I think back to the man in the blue hoodie. He’s gone now. He walked out of the store 9 minutes ago. I didn’t call security. Why? Because I was too busy preparing my notes for this call. I let a real, physical loss happen because I was occupied with a theoretical political gain. That’s the cost of the pre-meeting. It’s the slow, silent drain of actual productivity in favor of the performance of productivity. We are all so busy appearing to be on top of things that we have no time to actually be on top of anything.

I have 9 more slides to review. Sarah is talking about ‘alignment’ again. My head is starting to throb right behind my left eye. I think about the $979 I could have saved the company if I had just stayed on the floor instead of joining this call. But in the grand scheme of the corporate ladder, that $979 is a rounding error. What matters is that tomorrow, when the CEO looks at the screen, he sees a deep sunset instead of an aggressive red.

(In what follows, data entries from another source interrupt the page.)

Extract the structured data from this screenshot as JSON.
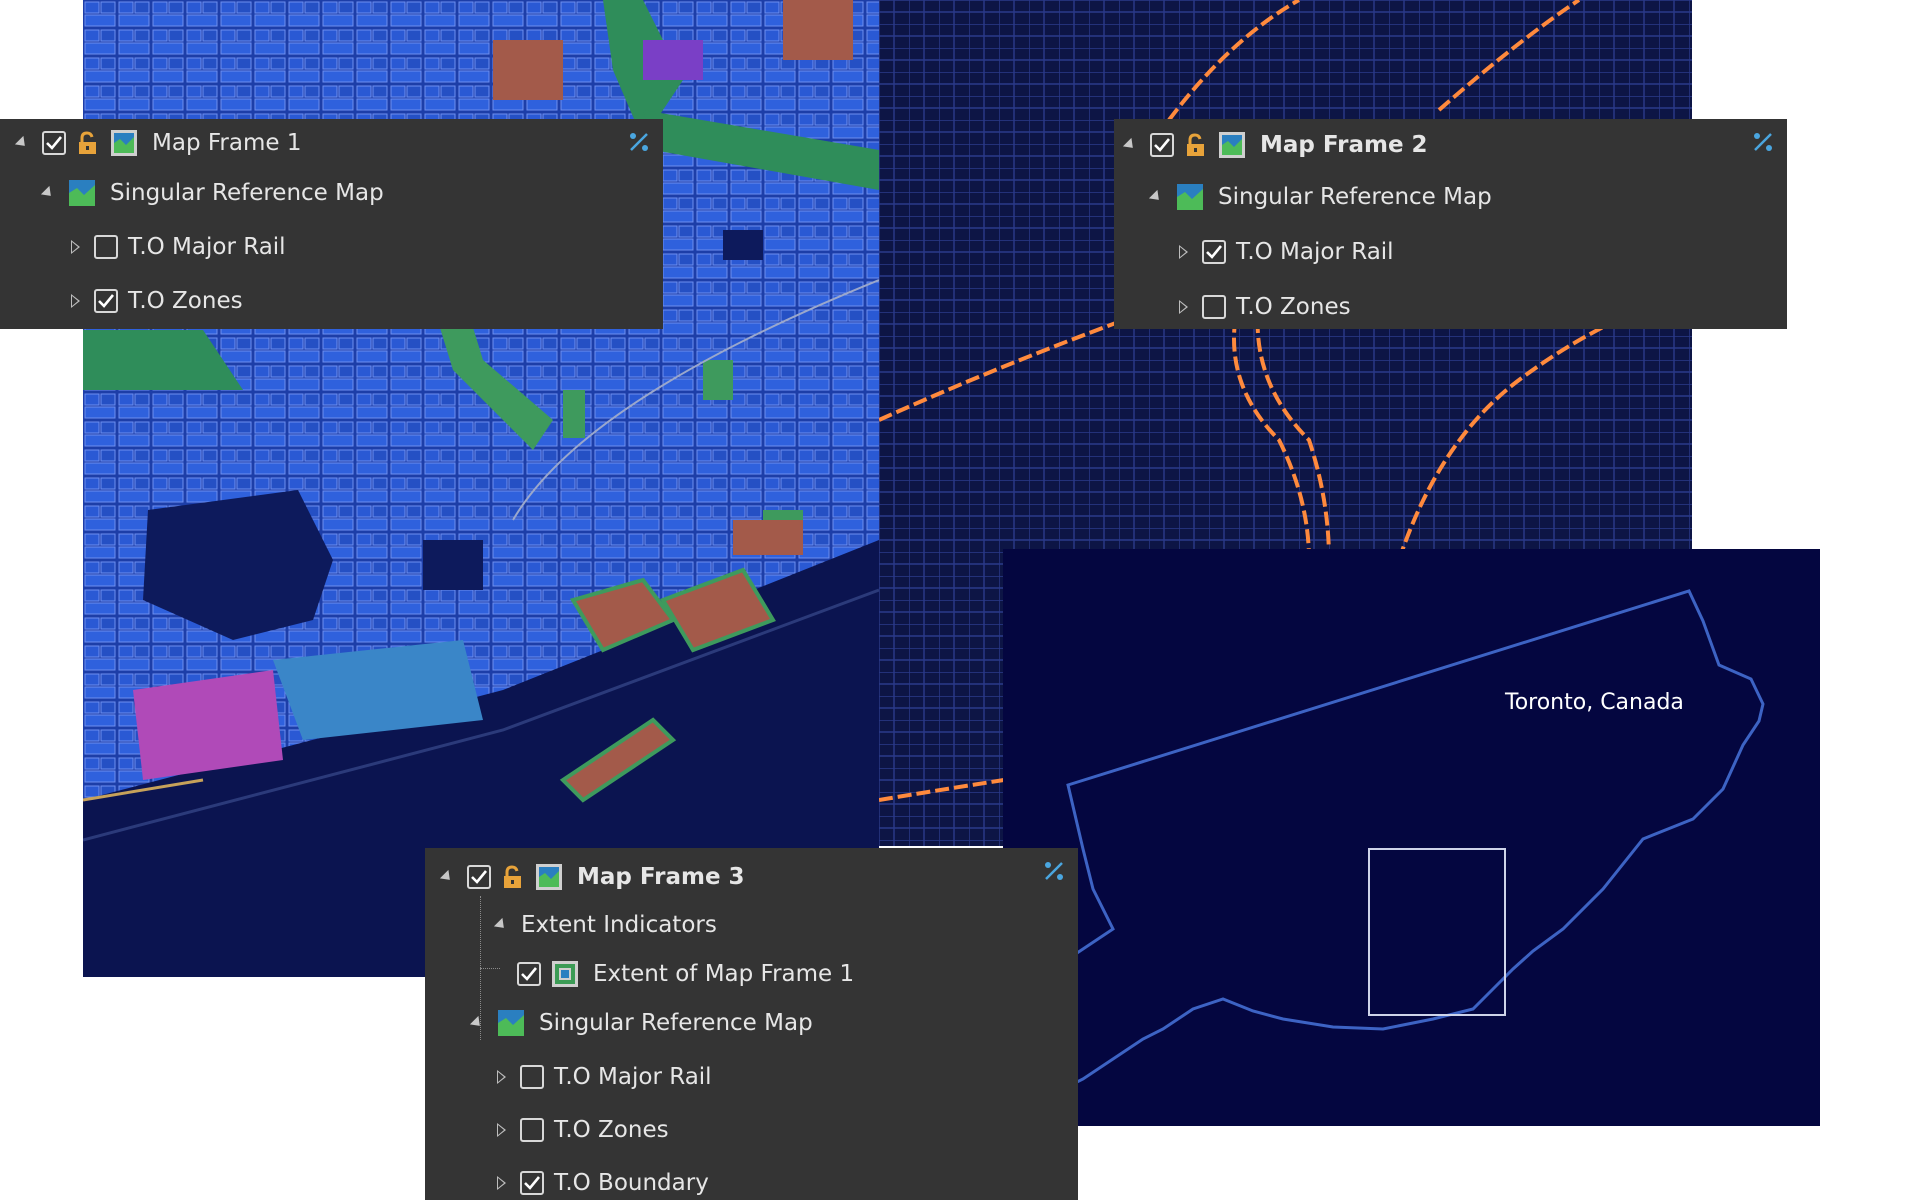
{
  "map_label": "Toronto, Canada",
  "colors": {
    "panel_bg": "#343434",
    "text": "#e6e6e6",
    "lock_orange": "#e8a33a",
    "percent_blue": "#4aa6e0",
    "map_water_dark": "#040640",
    "zones_blue": "#2a5ad6",
    "rail_orange": "#ff8a3d"
  },
  "panel1": {
    "title": "Map Frame 1",
    "group": "Singular Reference Map",
    "layers": [
      {
        "label": "T.O Major Rail",
        "checked": false
      },
      {
        "label": "T.O Zones",
        "checked": true
      }
    ]
  },
  "panel2": {
    "title": "Map Frame 2",
    "group": "Singular Reference Map",
    "layers": [
      {
        "label": "T.O Major Rail",
        "checked": true
      },
      {
        "label": "T.O Zones",
        "checked": false
      }
    ]
  },
  "panel3": {
    "title": "Map Frame 3",
    "extent_group": "Extent Indicators",
    "extent_item": "Extent of Map Frame 1",
    "group": "Singular Reference Map",
    "layers": [
      {
        "label": "T.O Major Rail",
        "checked": false
      },
      {
        "label": "T.O Zones",
        "checked": false
      },
      {
        "label": "T.O Boundary",
        "checked": true
      }
    ]
  }
}
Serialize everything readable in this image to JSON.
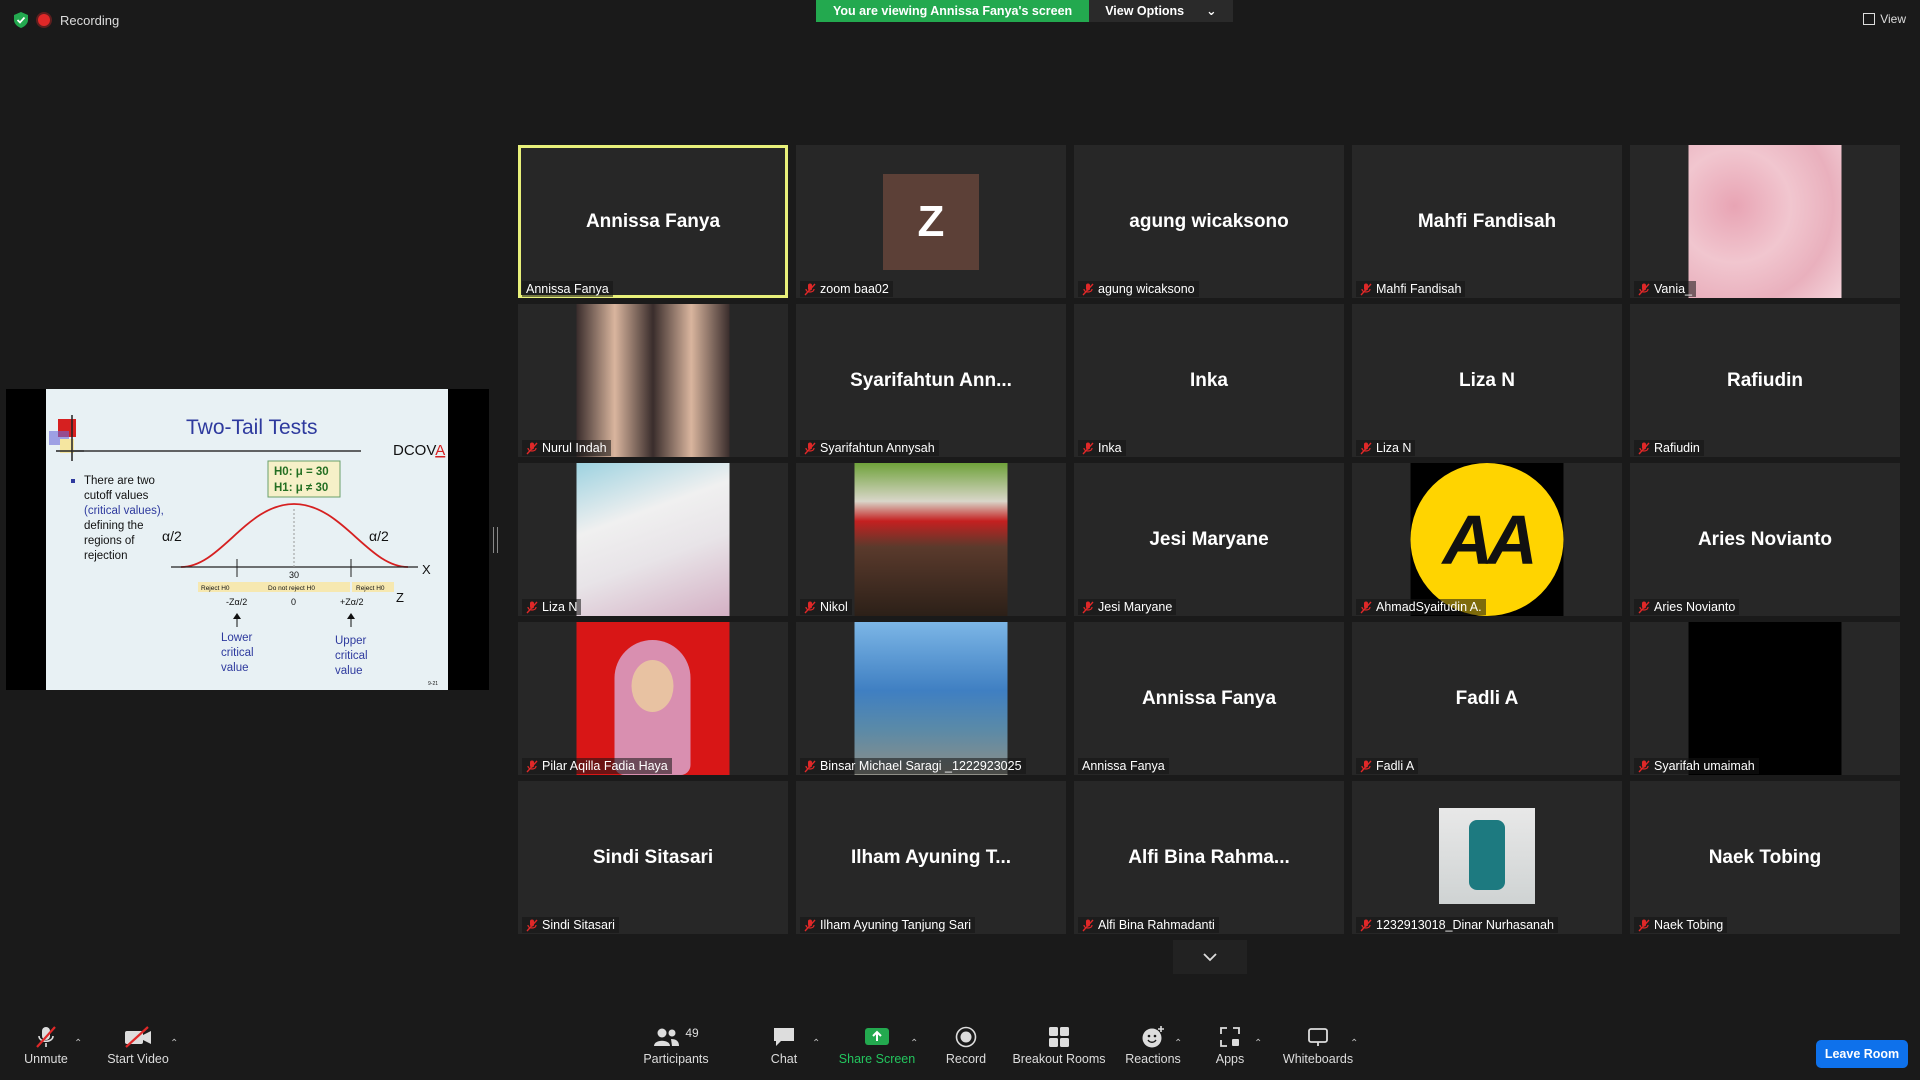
{
  "top": {
    "recording": "Recording",
    "viewing": "You are viewing Annissa Fanya's screen",
    "view_options": "View Options",
    "view": "View"
  },
  "slide": {
    "title": "Two-Tail Tests",
    "brand": "DCOV",
    "brand_last": "A",
    "bullet_1": "There are two",
    "bullet_2": "cutoff values",
    "bullet_3": "(critical values),",
    "bullet_4": "defining the",
    "bullet_5": "regions of",
    "bullet_6": "rejection",
    "h0": "H0: μ = 30",
    "h1": "H1: μ ≠ 30",
    "alpha": "α/2",
    "x": "X",
    "z": "Z",
    "thirty": "30",
    "zero": "0",
    "reject_left": "Reject H0",
    "do_not": "Do not reject H0",
    "reject_right": "Reject H0",
    "neg_z": "-Zα/2",
    "pos_z": "+Zα/2",
    "lower_1": "Lower",
    "lower_2": "critical",
    "lower_3": "value",
    "upper_1": "Upper",
    "upper_2": "critical",
    "upper_3": "value",
    "page": "9-21"
  },
  "tiles": [
    {
      "name": "Annissa Fanya",
      "label": "Annissa Fanya",
      "muted": false
    },
    {
      "name": "",
      "label": "zoom baa02",
      "muted": true,
      "avatar": "Z"
    },
    {
      "name": "agung wicaksono",
      "label": "agung wicaksono",
      "muted": true
    },
    {
      "name": "Mahfi Fandisah",
      "label": "Mahfi Fandisah",
      "muted": true
    },
    {
      "name": "",
      "label": "Vania_",
      "muted": true
    },
    {
      "name": "",
      "label": "Nurul Indah",
      "muted": true
    },
    {
      "name": "Syarifahtun  Ann...",
      "label": "Syarifahtun Annysah",
      "muted": true
    },
    {
      "name": "Inka",
      "label": "Inka",
      "muted": true
    },
    {
      "name": "Liza N",
      "label": "Liza N",
      "muted": true
    },
    {
      "name": "Rafiudin",
      "label": "Rafiudin",
      "muted": true
    },
    {
      "name": "",
      "label": "Liza N",
      "muted": true
    },
    {
      "name": "",
      "label": "Nikol",
      "muted": true
    },
    {
      "name": "Jesi Maryane",
      "label": "Jesi Maryane",
      "muted": true
    },
    {
      "name": "",
      "label": "AhmadSyaifudin A.",
      "muted": true,
      "logo": "AA"
    },
    {
      "name": "Aries Novianto",
      "label": "Aries Novianto",
      "muted": true
    },
    {
      "name": "",
      "label": "Pilar Aqilla Fadia Haya",
      "muted": true
    },
    {
      "name": "",
      "label": "Binsar Michael Saragi _1222923025",
      "muted": true
    },
    {
      "name": "Annissa Fanya",
      "label": "Annissa Fanya",
      "muted": false
    },
    {
      "name": "Fadli A",
      "label": "Fadli A",
      "muted": true
    },
    {
      "name": "",
      "label": "Syarifah umaimah",
      "muted": true
    },
    {
      "name": "Sindi Sitasari",
      "label": "Sindi Sitasari",
      "muted": true
    },
    {
      "name": "Ilham  Ayuning  T...",
      "label": "Ilham Ayuning Tanjung Sari",
      "muted": true
    },
    {
      "name": "Alfi  Bina  Rahma...",
      "label": "Alfi Bina Rahmadanti",
      "muted": true
    },
    {
      "name": "",
      "label": "1232913018_Dinar Nurhasanah",
      "muted": true
    },
    {
      "name": "Naek Tobing",
      "label": "Naek Tobing",
      "muted": true
    }
  ],
  "toolbar": {
    "unmute": "Unmute",
    "start_video": "Start Video",
    "participants": "Participants",
    "participants_count": "49",
    "chat": "Chat",
    "share_screen": "Share Screen",
    "record": "Record",
    "breakout": "Breakout Rooms",
    "reactions": "Reactions",
    "apps": "Apps",
    "whiteboards": "Whiteboards",
    "leave": "Leave Room"
  },
  "colors": {
    "share_green": "#23a94f",
    "leave_blue": "#0e71eb",
    "active_border": "#e8f07a",
    "muted_red": "#e02828"
  }
}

He sees a team that is ‘aligned.’ He sees a narrative that he can sign off on without feeling like he’s losing control.

We end the call at 3:08 PM, exactly 59 minutes after we started. ‘Great sync, everyone,’ Sarah says. ‘I think we’re in a really strong place for tomorrow.’ We all unmute for a split second to offer our muffled agreements. It sounds like a chorus of ghosts. I close the laptop and stare at the blank screen. My reflection is distorted in the black plastic. I look tired. I look like a man who has spent the last hour of his life helping to build a house of cards in a wind tunnel.

The Question of Cessation

Is this what we’ve become? A species of professional preparers? We have meetings to prepare for meetings, emails to follow up on emails, and checklists to ensure our checklists are complete. We are so far removed from the actual work-the actual act of preventing theft, or building things, or solving problems-that we’ve forgotten what it feels like to have a direct impact. We are living in the meta-layer, a world of shadows and reflections where the only thing that matters is that no one gets blamed when the house eventually falls down. And it will fall down. You can’t hide a $49,999 hole with a deep sunset forever. Eventually, someone is going to count the boxes. But until then, I suppose I’ll start preparing my notes for the post-meeting de-brief. After all, we’ll need to align on why the meeting about the meeting didn’t actually prevent the disaster we all saw coming 9 weeks ago. What if we just stopped? What if we walked into the room tomorrow, showed the aggressive red, and simply said: ‘We don’t know how to fix this yet, but we’re going to try’? Would the world end, or would it finally start to make sense?

[The script is written in the shadows; the stage is just for the applause.]